Already many excipient manufacturers have initiated AI driven compatibility and formulation development guidance online platforms. For drug excipient compatibility there is software available which provides predictive analytics such as PharmaDem & Formulation AI. This software provides an intelligent, category-driven approach to formulation design by leveraging an extensive excipient database. Unlike manual trial-anderror, this module applies AI powered compatibility screening to systematically shortlist the most stable excipients for each functional category (e.g. binder, disintegrant etc). Usage of these AI developed tools would help in shorter formulation development timeline and cost optimisation.
With ‘go green’ evolution and sustainable growth transitioning in digital workflows with usage of electronic lab notebooks, real time data sharing has already been initiated in many pharma R&D & manufacturing plants.
Cloud based platforms will enable real-time monitoring, remote operations, and seamless data integration across R&D, manufacturing, and quality functions. This will support regulatory compliance and faster audits. During Covid time period, the world has experienced implementation of online audits for seamless regulatory compliance.
Another major shift which has initiated is continuous manufacturing, with adoption of PAT tools for high volume products which has reduced dependence on end-product testing and enabling real-time release.
Many companies have initiated investment in biologics, biosimilars and oncology products. In future India will see growth in these areas including personalized medicine. Formulation development of such products requires more sophisticated lab infrastructure and analytical capabilities.
Pharma formulation development is a highly complex, interdisciplinary process balancing API physicochemical properties, stability, bioavailability, and manufacturability. Each chemical or biological molecule’s properties change even though the basic structure remains the same. This change in physicochemical properties limits the direct AI adoption. AI can be used for initial screening of excipients to reduce the number of experiments; however understanding each molecule complexity is the biggest challenge.
A variety of formulations are developed in R&D which are not limited to tablets, capsules, semisolid, sterile, inhalation formulations. With so many formulations, the manufacturing process also changes based on product criticality such as solubility, stability, bioavailability, active content etc.
AI provides predictions based on historical data, while human expertise is required to validate, scale, and interpret those predictions practically. Formulation development work involves physical material, manufacturing actual lab trials. Based on molecule properties & excipient properties, granulating solvent quantity may change. Hence physically reality lab trial batches may not behave based on predictive digital models.

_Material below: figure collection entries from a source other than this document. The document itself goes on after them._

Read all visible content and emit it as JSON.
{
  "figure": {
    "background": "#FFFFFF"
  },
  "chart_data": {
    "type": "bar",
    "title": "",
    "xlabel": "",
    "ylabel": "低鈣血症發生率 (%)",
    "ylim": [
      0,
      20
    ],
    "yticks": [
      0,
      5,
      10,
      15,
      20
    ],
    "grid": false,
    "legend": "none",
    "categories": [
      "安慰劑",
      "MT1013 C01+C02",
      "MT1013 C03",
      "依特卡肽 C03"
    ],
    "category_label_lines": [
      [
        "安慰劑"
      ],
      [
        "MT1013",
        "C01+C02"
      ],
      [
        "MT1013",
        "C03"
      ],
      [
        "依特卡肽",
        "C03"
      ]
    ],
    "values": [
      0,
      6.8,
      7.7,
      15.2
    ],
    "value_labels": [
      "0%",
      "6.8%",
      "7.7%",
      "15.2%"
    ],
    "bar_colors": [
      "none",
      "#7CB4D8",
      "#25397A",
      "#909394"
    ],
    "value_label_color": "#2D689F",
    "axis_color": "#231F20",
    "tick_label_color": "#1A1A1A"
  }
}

Usually in R&D batches are manufactured at smaller scale & scientists performing the trials have complete knowledge of product development and molecule behavior. With AI predicted models many times it is observed that often AI miss this knowledge and experience scientists are necessary to bridge this scale up gaps such as tablet lamination, capping or content uniformity issues.
During the initial stage of validation batches manufacturing when sufficient historical data is not available adopting AI also becomes risky. Human experience is required to troubleshoot unexpected issues, such as batch-to-batch variability in excipients or unexpected chemical degradation in specific packaging.
Regulatory bodies (FDA, EMA) require clear justifications for Quality by Design (QbD) which necessitates human interpretation of the AIsuggested path.
To conclude AI can help for initial screening and compatibility experiments and optimisation, however adoption for formulation development completely may not be possible which needs human experience and expertise.